According to the TOF depth data optimization device based on the unsupervised data, provided by the embodiment of the invention, for a fine figure three-dimensional model database, noise distribution of a TOF principle depth camera is simulated by using a mathematical method, a generative confrontation neural network is built by using depth data obtained by rendering, and the optimization quality of a noise-containing depth map is improved; using a character depth picture under a real scene collected by a Microsoft KinectV2 depth camera as input, and outputting a human body mesh model containing geometric details by a network; therefore, only unsupervised three-dimensional scanning data is used, the generative countermeasure network can be used, and the quality of depth data is improved while geometric details are kept.

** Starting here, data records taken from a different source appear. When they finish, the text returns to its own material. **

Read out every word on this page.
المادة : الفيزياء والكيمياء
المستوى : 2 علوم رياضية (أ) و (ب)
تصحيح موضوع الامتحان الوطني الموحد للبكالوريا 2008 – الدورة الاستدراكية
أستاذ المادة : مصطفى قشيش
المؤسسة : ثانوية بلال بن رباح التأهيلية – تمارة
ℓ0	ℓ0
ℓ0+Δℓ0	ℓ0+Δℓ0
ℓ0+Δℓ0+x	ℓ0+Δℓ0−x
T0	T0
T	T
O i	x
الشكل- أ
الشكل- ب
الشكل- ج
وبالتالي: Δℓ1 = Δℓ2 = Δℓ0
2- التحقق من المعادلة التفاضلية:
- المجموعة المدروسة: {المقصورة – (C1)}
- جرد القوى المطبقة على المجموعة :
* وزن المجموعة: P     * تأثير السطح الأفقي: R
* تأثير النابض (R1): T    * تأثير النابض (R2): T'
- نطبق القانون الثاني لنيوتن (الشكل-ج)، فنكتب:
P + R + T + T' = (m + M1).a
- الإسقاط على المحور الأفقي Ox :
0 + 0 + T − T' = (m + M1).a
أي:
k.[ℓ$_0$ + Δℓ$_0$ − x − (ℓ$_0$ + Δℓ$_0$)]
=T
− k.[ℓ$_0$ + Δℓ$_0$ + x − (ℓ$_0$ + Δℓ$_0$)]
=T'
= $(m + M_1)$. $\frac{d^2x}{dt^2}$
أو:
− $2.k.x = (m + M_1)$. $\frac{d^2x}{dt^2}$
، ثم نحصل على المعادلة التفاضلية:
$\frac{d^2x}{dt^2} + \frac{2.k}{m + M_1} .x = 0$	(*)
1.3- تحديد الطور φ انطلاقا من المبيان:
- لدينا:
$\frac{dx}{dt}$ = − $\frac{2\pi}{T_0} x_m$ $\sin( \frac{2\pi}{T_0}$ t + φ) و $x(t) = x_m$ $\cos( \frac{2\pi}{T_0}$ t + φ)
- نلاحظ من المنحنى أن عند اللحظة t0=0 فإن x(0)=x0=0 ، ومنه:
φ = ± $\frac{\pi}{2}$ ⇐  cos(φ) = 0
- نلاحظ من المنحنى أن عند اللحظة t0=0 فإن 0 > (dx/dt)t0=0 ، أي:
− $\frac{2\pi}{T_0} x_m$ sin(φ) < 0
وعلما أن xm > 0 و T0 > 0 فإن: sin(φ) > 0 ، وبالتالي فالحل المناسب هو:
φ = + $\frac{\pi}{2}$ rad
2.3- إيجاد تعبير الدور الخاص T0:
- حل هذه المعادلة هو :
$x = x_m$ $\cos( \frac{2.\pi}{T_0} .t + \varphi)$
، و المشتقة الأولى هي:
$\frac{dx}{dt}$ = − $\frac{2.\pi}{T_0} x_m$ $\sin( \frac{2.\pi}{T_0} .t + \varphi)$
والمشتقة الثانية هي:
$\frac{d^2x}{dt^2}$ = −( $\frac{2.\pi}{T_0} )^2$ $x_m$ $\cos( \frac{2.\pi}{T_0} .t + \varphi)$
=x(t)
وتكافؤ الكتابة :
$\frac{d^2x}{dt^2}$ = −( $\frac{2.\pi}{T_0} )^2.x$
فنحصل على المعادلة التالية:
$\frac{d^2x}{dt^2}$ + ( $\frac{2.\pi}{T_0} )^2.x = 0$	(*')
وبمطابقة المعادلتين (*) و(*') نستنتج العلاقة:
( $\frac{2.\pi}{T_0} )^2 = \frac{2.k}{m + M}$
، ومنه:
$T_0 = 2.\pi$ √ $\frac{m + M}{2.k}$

Furthermore, the terms "first", "second" and "first" are used for descriptive purposes only and are not to be construed as indicating or implying relative importance or implicitly indicating the number of technical features indicated. Thus, a feature defined as "first" or "second" may explicitly or implicitly include at least one such feature. In the description of the present invention, "a plurality" means at least two, e.g., two, three, etc., unless specifically limited otherwise.

In the present invention, unless otherwise expressly stated or limited, the first feature "on" or "under" the second feature may be directly contacting the first and second features or indirectly contacting the first and second features through an intermediate. Also, a first feature "on," "over," and "above" a second feature may be directly or diagonally above the second feature, or may simply indicate that the first feature is at a higher level than the second feature. A first feature being "under," "below," and "beneath" a second feature may be directly under or obliquely under the first feature, or may simply mean that the first feature is at a lesser elevation than the second feature.

In the description herein, references to the description of the term "one embodiment," "some embodiments," "an example," "a specific example," or "some examples," etc., mean that a particular feature, structure, material, or characteristic described in connection with the embodiment or example is included in at least one embodiment or example of the invention. In this specification, the schematic representations of the terms used above are not necessarily intended to refer to the same embodiment or example. Furthermore, the particular features, structures, materials, or characteristics described may be combined in any suitable manner in any one or more embodiments or examples. Furthermore, various embodiments or examples and features of different embodiments or examples described in this specification can be combined and combined by one skilled in the art without contradiction.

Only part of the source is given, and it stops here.